Jugger [poem by Louis Esson]

[Editor: This poem by Louis Esson was published in Red Gums and Other Verses (1912). The poem is written from the viewpoint of someone celebrating the release of a friend from jail.]


Give the push the office,
Pass the ’at erlong,
Won’t the Flying Angels
’Ave er dance and song!
We’ve er busker organ,
Beer, an’ crimson cr’y,
Won’t we blow the froth orf!
Jugger’s owt ter-d’y.

Jugger got er sixer,
Toppin’ orf er John,
Stouched ’im wi er bottle,
Back o’ Little Lon.
Wen they tried ter bluff ’im
Give the push aw’y,
Swore blind ’e never seen us,
Jugger’s owt ter-d’y.

Won’t them ’awkers edge it
Wen ’e passes now!
Not er shutter lifted
Since they jugged ’im. Yow!
Not er decent mix-up
Since ’e went aw’y.
Won’t it nark the rozzers!
Jugger’s owt ter-d’y.

All the tarts iz waitin’,
Lining Little Lon,
In ther flashest clobber,
Battlin’ ter git on.
Floss and Mag and Clara —
Won’t the feathers fly
Wen ’e picks the winner!
Jugger’s owt ter-d’y.

Watch the Johns go steady,
’E’s the bloke to fite,
’E’s the peb, gorblime,
Blow eround ter-nite.
Sling yer ’arf-er-dollar,
Tords the beer an’ cr’y,
It’s up to us to do ’im proud,
Jugger’s owt ter-d’y.

Louis Esson, Red Gums and Other Verses, Melbourne: Fraser & Jenkinson, 1912, pages 36-37

Editor’s notes:
bloke = man, chap, fellow

clobber = clothes; accessories, equipment, personal belongings, or supplies (can also mean to strike someone severely; beat, criticize, defeat, or treat harshly)

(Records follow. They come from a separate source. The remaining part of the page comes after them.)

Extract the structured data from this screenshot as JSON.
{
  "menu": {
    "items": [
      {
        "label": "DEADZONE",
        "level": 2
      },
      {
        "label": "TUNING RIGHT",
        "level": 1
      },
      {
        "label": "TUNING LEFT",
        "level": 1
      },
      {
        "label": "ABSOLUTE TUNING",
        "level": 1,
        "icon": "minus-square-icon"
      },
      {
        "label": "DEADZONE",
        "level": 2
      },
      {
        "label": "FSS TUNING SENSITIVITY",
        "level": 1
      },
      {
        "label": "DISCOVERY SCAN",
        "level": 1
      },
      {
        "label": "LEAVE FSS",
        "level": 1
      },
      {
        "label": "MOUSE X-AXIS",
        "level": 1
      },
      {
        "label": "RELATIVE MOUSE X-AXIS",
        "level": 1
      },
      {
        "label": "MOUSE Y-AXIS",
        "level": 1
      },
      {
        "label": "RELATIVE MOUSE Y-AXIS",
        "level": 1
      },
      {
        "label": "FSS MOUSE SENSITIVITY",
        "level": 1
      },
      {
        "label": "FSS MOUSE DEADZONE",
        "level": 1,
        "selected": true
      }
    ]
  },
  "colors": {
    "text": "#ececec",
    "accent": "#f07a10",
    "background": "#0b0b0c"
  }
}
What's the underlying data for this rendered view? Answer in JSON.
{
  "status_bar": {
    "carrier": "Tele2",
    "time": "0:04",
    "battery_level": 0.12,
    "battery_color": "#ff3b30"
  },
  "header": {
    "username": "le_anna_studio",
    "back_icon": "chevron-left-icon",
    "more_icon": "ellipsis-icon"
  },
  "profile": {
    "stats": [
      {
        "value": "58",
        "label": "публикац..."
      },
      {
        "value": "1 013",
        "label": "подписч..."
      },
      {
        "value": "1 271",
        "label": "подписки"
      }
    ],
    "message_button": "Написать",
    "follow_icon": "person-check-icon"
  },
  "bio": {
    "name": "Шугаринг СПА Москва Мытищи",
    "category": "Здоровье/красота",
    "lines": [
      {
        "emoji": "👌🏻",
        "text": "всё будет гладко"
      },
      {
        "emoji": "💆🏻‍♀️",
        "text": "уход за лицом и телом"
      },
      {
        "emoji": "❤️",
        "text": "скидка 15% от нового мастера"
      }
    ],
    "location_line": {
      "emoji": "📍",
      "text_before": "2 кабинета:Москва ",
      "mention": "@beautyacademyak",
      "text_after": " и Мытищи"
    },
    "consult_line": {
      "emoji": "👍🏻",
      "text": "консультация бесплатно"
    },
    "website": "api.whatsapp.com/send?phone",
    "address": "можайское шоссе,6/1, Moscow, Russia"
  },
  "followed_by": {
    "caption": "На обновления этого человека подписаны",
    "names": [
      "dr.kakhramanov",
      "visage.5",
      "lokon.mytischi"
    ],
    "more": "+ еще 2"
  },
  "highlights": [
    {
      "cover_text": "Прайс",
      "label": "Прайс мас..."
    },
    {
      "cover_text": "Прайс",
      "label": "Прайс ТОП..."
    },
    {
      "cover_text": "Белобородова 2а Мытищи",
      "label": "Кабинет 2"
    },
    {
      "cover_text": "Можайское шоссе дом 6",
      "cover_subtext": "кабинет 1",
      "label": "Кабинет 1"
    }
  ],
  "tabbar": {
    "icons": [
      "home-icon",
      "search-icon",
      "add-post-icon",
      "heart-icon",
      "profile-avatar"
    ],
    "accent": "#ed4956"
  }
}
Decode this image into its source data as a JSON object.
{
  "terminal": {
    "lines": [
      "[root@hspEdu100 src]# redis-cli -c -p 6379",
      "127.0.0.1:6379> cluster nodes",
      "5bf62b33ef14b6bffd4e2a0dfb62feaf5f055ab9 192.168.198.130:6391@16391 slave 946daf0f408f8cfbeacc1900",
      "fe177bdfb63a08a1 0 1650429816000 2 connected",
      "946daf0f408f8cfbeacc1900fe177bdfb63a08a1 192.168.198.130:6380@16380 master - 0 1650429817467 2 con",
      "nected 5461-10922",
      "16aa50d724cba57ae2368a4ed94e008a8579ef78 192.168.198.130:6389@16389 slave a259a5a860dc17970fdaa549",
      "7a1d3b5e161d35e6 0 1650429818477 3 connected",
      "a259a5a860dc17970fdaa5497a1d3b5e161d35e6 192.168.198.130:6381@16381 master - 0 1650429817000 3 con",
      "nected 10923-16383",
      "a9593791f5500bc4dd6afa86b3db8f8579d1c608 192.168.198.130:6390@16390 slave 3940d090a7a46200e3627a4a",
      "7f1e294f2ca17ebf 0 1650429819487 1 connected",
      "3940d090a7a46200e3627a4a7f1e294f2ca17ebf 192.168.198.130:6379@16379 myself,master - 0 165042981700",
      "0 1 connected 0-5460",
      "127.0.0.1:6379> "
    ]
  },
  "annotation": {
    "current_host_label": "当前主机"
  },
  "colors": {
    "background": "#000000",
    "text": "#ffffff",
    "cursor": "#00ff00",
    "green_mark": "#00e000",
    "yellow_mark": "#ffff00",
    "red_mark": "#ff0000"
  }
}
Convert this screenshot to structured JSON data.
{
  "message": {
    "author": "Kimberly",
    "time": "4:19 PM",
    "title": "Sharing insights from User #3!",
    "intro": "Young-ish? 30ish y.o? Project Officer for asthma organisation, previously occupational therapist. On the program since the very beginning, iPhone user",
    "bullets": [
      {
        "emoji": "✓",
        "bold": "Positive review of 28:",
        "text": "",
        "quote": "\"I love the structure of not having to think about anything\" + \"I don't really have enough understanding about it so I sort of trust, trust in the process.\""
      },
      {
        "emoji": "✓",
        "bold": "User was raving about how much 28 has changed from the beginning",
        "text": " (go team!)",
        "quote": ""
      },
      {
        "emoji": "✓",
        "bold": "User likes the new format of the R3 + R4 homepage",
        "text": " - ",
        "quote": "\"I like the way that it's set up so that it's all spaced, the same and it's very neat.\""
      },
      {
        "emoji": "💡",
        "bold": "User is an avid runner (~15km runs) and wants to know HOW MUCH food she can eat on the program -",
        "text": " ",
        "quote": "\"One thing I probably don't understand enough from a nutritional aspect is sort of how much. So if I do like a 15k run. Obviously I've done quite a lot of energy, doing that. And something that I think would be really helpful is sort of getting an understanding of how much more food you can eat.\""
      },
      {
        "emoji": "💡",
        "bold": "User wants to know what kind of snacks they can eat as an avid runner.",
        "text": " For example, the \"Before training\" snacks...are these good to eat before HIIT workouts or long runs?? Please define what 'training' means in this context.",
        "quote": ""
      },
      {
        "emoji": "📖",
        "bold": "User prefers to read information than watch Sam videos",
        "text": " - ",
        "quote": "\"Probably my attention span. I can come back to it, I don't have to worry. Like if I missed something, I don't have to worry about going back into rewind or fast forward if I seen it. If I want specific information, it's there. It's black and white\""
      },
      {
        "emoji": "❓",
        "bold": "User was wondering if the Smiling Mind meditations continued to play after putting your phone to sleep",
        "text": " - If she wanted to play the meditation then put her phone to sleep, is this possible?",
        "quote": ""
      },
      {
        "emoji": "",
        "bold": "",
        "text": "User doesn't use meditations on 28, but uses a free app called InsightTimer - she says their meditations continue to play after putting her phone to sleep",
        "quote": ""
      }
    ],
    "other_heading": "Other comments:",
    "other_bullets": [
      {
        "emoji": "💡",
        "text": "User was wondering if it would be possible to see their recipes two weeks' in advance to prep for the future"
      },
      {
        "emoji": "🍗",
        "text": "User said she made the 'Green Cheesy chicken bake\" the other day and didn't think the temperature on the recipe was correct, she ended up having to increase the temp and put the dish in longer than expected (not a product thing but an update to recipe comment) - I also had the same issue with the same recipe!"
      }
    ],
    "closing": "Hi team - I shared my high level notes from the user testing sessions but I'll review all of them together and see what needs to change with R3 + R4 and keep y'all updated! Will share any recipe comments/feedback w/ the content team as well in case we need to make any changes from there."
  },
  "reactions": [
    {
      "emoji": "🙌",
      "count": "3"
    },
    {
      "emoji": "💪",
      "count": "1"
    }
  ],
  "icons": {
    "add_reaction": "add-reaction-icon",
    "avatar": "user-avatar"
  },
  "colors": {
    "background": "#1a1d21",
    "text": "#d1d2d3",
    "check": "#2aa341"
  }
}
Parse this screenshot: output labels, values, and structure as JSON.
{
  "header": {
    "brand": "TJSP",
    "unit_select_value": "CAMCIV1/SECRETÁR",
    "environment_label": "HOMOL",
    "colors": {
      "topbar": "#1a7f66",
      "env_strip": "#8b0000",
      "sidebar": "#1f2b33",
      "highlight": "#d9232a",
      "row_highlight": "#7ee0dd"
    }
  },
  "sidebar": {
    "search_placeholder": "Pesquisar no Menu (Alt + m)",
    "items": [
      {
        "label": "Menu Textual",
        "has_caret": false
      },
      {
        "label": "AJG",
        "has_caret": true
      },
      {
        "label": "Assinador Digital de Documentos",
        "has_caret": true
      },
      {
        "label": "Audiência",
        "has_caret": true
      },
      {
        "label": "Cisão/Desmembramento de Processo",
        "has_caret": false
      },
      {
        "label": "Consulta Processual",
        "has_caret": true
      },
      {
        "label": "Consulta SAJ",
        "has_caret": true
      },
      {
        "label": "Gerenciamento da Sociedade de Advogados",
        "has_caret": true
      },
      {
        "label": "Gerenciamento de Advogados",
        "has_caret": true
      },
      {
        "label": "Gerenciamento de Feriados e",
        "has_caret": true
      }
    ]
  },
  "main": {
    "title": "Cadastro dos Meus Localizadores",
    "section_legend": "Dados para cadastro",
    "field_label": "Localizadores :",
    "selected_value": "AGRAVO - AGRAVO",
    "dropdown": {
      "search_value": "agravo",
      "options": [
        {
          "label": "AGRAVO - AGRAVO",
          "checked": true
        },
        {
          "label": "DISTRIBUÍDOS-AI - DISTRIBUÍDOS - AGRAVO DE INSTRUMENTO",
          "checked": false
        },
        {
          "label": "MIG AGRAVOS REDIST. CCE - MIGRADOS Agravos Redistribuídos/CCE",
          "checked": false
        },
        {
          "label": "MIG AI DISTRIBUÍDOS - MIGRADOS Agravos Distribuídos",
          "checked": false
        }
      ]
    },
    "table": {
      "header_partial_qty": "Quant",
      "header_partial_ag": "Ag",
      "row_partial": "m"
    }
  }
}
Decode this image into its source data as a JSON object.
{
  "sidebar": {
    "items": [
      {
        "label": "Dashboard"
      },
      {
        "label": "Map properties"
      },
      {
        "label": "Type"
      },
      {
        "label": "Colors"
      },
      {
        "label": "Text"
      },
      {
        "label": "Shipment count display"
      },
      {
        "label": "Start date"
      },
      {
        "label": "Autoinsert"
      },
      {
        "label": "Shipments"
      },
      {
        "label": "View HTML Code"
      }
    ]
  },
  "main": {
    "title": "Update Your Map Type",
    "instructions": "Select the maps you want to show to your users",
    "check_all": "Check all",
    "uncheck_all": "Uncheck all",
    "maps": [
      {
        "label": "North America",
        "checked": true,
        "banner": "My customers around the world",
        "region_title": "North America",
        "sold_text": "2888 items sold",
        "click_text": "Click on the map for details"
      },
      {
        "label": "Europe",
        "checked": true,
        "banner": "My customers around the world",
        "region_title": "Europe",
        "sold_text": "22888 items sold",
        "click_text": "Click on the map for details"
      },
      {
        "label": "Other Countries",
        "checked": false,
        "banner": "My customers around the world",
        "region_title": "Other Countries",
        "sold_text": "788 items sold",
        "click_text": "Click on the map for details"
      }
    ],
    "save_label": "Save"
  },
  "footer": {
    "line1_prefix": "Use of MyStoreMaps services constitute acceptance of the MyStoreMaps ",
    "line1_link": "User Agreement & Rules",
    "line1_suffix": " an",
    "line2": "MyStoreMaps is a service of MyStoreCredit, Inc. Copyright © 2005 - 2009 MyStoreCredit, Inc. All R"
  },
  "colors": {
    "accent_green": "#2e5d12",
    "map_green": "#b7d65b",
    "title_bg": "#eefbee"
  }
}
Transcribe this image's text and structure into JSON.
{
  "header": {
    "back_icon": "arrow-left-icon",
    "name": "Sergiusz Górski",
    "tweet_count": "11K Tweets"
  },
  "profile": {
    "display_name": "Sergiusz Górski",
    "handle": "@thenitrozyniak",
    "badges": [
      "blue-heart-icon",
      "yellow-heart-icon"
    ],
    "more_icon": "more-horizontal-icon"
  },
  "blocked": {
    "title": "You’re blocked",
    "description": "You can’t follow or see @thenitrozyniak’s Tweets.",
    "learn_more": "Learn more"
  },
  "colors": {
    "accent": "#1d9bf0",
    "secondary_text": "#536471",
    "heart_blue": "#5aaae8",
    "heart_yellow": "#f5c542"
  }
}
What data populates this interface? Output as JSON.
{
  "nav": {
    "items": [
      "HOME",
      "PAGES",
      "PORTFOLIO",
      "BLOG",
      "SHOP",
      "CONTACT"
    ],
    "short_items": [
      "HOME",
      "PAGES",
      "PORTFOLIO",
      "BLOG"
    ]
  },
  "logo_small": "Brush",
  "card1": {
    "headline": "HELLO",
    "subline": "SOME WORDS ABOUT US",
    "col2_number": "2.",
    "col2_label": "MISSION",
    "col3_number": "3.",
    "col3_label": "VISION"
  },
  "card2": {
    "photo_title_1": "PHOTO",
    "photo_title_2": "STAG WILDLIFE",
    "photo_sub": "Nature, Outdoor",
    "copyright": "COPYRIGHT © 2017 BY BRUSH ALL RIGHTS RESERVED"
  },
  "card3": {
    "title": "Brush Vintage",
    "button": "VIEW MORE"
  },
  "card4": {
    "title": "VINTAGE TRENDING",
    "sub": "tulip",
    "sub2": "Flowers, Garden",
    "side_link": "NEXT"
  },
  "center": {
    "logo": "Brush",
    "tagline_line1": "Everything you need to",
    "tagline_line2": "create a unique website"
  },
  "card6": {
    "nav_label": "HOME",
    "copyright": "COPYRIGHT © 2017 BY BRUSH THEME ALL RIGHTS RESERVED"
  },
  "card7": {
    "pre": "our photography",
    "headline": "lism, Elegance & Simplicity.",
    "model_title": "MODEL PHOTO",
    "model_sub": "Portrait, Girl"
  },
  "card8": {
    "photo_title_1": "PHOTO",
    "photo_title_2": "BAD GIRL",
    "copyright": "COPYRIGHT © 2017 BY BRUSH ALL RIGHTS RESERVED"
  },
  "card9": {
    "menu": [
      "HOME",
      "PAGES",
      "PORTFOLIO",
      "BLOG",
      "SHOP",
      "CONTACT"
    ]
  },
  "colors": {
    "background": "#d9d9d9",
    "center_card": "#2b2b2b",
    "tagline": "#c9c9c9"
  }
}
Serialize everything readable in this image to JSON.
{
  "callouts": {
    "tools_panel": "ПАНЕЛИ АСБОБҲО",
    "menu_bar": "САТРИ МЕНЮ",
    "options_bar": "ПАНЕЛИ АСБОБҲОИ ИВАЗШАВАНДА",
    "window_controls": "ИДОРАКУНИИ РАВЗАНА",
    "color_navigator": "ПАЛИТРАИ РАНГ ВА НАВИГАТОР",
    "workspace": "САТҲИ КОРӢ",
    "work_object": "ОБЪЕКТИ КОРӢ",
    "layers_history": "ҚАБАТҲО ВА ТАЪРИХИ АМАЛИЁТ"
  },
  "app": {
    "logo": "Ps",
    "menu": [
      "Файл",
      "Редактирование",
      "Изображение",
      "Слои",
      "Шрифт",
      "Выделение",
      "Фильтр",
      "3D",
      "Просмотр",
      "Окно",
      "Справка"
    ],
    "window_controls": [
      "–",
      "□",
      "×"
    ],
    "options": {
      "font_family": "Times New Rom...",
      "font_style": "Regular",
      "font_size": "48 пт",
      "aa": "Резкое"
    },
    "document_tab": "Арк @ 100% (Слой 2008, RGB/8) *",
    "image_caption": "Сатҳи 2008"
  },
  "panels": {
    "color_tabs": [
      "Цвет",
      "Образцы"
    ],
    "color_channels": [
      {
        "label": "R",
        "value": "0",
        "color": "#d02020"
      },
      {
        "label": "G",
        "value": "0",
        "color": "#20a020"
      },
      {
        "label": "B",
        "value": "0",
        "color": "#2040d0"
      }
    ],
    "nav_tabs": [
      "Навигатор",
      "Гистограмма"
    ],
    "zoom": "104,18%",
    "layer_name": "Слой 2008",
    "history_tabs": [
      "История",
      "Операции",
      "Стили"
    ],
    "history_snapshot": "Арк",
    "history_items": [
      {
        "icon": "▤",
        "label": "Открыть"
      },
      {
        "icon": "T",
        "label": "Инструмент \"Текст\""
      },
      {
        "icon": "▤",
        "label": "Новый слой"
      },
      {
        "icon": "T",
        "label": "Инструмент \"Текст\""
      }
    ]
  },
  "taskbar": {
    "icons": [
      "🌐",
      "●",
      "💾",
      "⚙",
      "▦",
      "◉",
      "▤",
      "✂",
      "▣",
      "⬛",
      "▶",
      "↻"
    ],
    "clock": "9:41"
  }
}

feathers fly = fight (a reference to a cock fight between roosters, as their feathers fly, or come off them, during the course of their battle)

flash = showy, vulgar; fashionable or showy, but often in a way that shows a lack of taste

gorblime = an exclamation which expresses surprise (a contraction of the phrase “God blind me”, which is believed to be a shorter version of “May God blind me if it is not so”, or similar phrases, used to assert truthfulness); variations include “cor blimey”, “corblimey”, “gawblimy”, “gawblimey”, “gorblime”, and “gorblimey”

jugged = put into prison (“jug” is slang for jail/gaol)

Little Lon = Little Lonsdale Street, Melbourne

nark = annoy, irritate, upset (can also refer to an informer, stool pigeon, or spy)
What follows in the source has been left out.